Cette approche a fait de Bogdanov l'un des pionniers de l'approche systémique dans la science moderne. Il a introduit le concept de complexe organisé, qui est proche du concept moderne de système. Il a formulé la loi des moindres, qui stipule que la solidité de toute chaîne est déterminée par son élément le plus faible. Il a également anticipé des idées plus tard développées en cybernétique et en théorie de la gestion.
Pour Bogdanov, l'organisation du travail ne se résumait pas à des schémas techniques. Elle était imprégnée d'un profond sens humain et culturel. Il croyait que le socialisme n'était pas simplement une nouvelle système économique, mais une reconstruction de tout la société selon son type principal, selon son image et sa ressemblance. Et ce nouveau type de société devait naître d'une nouvelle culture — la culture prolétarienne, imprégnée de l'esprit du travail collaboratif.
Bogdanov était convaincu que la classe ouvrière portait en elle le germe d'une nouvelle civilisation. Elle était étrangère à l'individualisme et à la concurrence, contrairement à la bourgeoisie. Son élément — le travail collectif, la solidarité, la coopération. L'art dont a besoin le prolétariat doit être collectiviste, éduquant les gens dans l'esprit d'une profonde solidarité, de la coopération fraternelle, du lien étroit des combattants et des constructeurs.
Il voyait la tâche du socialisme à surmonter la division fatale du travail en organisationnel et exécutif. Dans la société capitaliste, cette fracture renforce le pouvoir de certains et la soumission des autres. La société future doit être construite sur le principe d'une organisation unie, harmonieusement structurée, fraternelle du travail et de la connaissance.
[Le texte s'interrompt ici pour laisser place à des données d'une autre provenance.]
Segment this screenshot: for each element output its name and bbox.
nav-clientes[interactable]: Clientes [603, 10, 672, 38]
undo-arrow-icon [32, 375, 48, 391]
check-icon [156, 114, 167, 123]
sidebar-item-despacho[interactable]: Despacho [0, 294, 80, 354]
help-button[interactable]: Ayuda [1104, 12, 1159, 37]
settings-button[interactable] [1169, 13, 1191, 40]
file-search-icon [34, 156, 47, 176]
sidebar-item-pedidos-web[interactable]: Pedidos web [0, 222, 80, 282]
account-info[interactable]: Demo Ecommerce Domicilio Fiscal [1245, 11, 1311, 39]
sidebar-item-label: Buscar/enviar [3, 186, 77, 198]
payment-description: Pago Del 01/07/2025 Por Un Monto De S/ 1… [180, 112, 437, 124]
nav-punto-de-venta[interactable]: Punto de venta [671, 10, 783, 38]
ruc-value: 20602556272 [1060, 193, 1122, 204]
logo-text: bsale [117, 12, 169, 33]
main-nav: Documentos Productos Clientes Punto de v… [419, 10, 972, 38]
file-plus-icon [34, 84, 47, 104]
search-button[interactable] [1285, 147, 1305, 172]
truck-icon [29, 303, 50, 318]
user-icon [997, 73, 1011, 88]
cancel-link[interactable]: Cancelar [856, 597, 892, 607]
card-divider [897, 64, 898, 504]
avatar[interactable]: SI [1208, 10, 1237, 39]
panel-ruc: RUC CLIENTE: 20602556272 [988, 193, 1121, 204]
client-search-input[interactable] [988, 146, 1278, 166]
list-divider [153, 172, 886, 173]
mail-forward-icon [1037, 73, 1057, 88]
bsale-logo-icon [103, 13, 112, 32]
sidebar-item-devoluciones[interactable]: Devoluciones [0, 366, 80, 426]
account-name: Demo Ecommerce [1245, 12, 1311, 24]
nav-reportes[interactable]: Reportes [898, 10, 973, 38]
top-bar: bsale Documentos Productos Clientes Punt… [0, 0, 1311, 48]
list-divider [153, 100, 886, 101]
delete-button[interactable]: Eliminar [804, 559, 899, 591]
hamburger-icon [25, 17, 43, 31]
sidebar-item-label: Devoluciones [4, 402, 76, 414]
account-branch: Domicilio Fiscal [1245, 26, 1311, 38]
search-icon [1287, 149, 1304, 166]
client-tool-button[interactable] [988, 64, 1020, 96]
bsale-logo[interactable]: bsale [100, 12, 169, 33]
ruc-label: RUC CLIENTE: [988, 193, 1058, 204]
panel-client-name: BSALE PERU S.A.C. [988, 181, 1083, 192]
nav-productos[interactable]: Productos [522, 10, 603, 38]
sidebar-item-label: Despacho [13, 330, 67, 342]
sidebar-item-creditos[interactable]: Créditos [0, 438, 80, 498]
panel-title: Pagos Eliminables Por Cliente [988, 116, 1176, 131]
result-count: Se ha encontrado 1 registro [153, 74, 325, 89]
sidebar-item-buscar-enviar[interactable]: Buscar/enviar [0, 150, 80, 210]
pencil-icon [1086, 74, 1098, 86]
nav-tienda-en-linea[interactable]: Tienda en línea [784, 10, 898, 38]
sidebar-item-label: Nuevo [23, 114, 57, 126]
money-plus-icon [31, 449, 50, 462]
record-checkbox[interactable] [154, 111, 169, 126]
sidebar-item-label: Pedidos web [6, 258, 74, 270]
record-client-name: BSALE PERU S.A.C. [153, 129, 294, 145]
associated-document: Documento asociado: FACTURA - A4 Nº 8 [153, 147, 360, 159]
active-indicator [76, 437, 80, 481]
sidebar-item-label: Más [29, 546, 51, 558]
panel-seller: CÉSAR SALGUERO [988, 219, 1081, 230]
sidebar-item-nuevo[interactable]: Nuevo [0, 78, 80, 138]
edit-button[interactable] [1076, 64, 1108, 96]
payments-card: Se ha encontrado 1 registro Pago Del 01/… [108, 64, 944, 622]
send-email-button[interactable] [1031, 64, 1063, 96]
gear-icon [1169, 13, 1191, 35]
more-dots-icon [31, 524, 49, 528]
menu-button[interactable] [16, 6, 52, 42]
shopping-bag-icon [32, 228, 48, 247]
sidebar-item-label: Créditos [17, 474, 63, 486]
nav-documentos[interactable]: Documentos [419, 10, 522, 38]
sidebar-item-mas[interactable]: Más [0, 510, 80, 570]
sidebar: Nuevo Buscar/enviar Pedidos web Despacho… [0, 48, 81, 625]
Cette idée traverse toute la tectologie de Bogdanov. Il refuse de voir dans le monde que de l'h hiérarchie et de la subordination. Même dans les systèmes biologiques, il voit non la subordination, mais la coopération. Dans la cellule, dans l'essaim, dans le collectif humain, pour lui, toujours fonctionne le même principe : l'union pour atteindre un résultat commun. Pour Bogdanov, la coopération n'est pas simplement une forme d'exploitation, mais une force créative qui traverse toute la vie.
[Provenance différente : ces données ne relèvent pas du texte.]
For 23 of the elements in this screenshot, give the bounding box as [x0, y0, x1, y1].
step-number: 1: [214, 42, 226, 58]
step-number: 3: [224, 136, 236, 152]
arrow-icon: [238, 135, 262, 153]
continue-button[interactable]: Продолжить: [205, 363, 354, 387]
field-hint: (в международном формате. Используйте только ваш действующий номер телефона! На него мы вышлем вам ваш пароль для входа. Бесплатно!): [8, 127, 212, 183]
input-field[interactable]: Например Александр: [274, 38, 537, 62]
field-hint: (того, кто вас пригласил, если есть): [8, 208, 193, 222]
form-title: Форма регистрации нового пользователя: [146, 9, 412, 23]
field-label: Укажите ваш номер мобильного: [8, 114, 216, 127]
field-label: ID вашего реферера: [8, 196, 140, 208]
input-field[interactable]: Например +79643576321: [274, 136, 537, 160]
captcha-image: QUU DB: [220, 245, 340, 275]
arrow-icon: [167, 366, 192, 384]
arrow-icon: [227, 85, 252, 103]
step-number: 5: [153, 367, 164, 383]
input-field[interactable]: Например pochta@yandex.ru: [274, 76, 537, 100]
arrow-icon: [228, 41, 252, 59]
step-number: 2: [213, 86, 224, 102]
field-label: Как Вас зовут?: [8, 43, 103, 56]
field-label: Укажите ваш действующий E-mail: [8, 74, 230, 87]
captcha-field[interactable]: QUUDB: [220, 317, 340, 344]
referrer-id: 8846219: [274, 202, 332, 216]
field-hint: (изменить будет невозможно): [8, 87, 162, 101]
Il insista sur le fait que c'est la coopération, et non la concurrence, qui repose sur la base du progrès. La classe organique, qui a autrefois exécuté une fonction réelle utile, se dégrade, selon l'idée de Bogdanov, en devenant une classe parasitaire si son activité n'est pas soumise aux objectifs communs. Le véritable développement est possible uniquement lorsque tous les participants au processus — tant les organisateurs que les exécutants — agissent en tant que partenaires égaux dans le cadre de la coopération fraternelle.
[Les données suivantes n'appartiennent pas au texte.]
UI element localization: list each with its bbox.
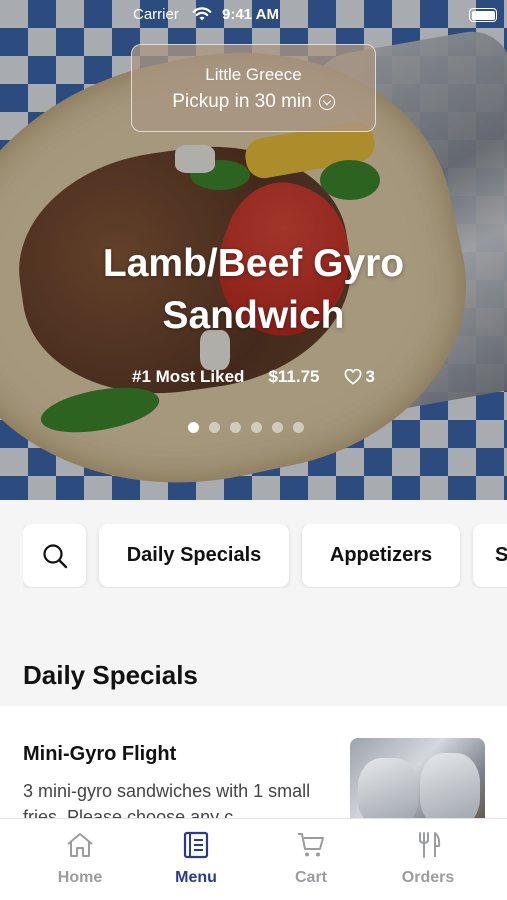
tab-orders-label: Orders (401, 869, 455, 886)
fork-knife-icon (419, 832, 441, 858)
featured-title-line2: Sandwich (162, 294, 345, 337)
tab-home-label: Home (57, 869, 103, 886)
carousel-dot[interactable] (188, 422, 199, 433)
featured-title-line1: Lamb/Beef Gyro (102, 242, 405, 285)
tab-home[interactable]: Home (35, 831, 125, 887)
status-bar: Carrier 9:41 AM (0, 0, 507, 30)
like-count: 3 (365, 367, 375, 386)
location-selector[interactable]: Little Greece Pickup in 30 min (131, 44, 376, 132)
carousel-dot[interactable] (272, 422, 283, 433)
tab-orders[interactable]: Orders (383, 831, 473, 887)
carousel-dot[interactable] (230, 422, 241, 433)
battery-icon (469, 8, 497, 22)
category-chip-appetizers[interactable]: Appetizers (302, 524, 460, 587)
carousel-dot[interactable] (293, 422, 304, 433)
wifi-icon (192, 7, 212, 21)
menu-item-name: Mini-Gyro Flight (23, 743, 177, 765)
search-icon (42, 543, 67, 568)
section-title: Daily Specials (23, 660, 198, 690)
carousel-dots[interactable] (188, 422, 304, 433)
like-button[interactable]: 3 (344, 367, 375, 387)
search-button[interactable] (23, 524, 86, 587)
tab-bar: Home Menu Cart Orders (0, 818, 507, 900)
category-chip-partial[interactable]: S (473, 524, 507, 587)
home-icon (67, 833, 93, 857)
cart-icon (298, 833, 324, 857)
category-chip-daily-specials[interactable]: Daily Specials (99, 524, 289, 587)
menu-item-card[interactable]: Mini-Gyro Flight 3 mini-gyro sandwiches … (0, 706, 507, 838)
pickup-label: Pickup in 30 min (172, 91, 312, 112)
featured-item-title[interactable]: Lamb/Beef Gyro Sandwich (0, 238, 507, 342)
tab-menu[interactable]: Menu (151, 831, 241, 887)
category-strip[interactable]: Daily Specials Appetizers S (23, 524, 507, 588)
most-liked-badge: #1 Most Liked (132, 367, 245, 386)
carousel-dot[interactable] (209, 422, 220, 433)
tab-menu-label: Menu (175, 869, 217, 886)
restaurant-name: Little Greece (205, 65, 302, 84)
tab-cart[interactable]: Cart (266, 831, 356, 887)
chevron-down-icon (318, 94, 335, 110)
pickup-time: Pickup in 30 min (172, 91, 335, 113)
carrier-label: Carrier (133, 6, 179, 23)
heart-icon (344, 369, 361, 385)
featured-price: $11.75 (268, 367, 320, 386)
featured-item-meta: #1 Most Liked $11.75 3 (0, 367, 507, 387)
clock: 9:41 AM (222, 6, 279, 23)
menu-book-icon (183, 831, 209, 859)
carousel-dot[interactable] (251, 422, 262, 433)
tab-cart-label: Cart (294, 869, 327, 886)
Les idées de Bogdanov sur la coopération et l'organisation du travail n'ont pas été réalisées en Russie soviétique. Son enseignement a été déclaré idéaliste et a été oublié longtemps. Cependant, aujourd'hui, dans l'époque des structures en réseau, des productions flexibles, du crowdsourcing et des projets ouverts, ses idées reviennent. Les théories modernes de la gestion, l'analyse systémique, les concepts d'auto-organisation — tout cela se résonne à divers degrés avec ses aperçus. Il a montré que la coopération n'est pas simplement une manière de mener des affaires, mais un principe fondamental de la vie, capable de transformer l'économie, la culture et l'homme lui-même. Sa science organisationnelle universelle attend toujours son ouverture — peut-être cette fois sans les chaînes idéologiques.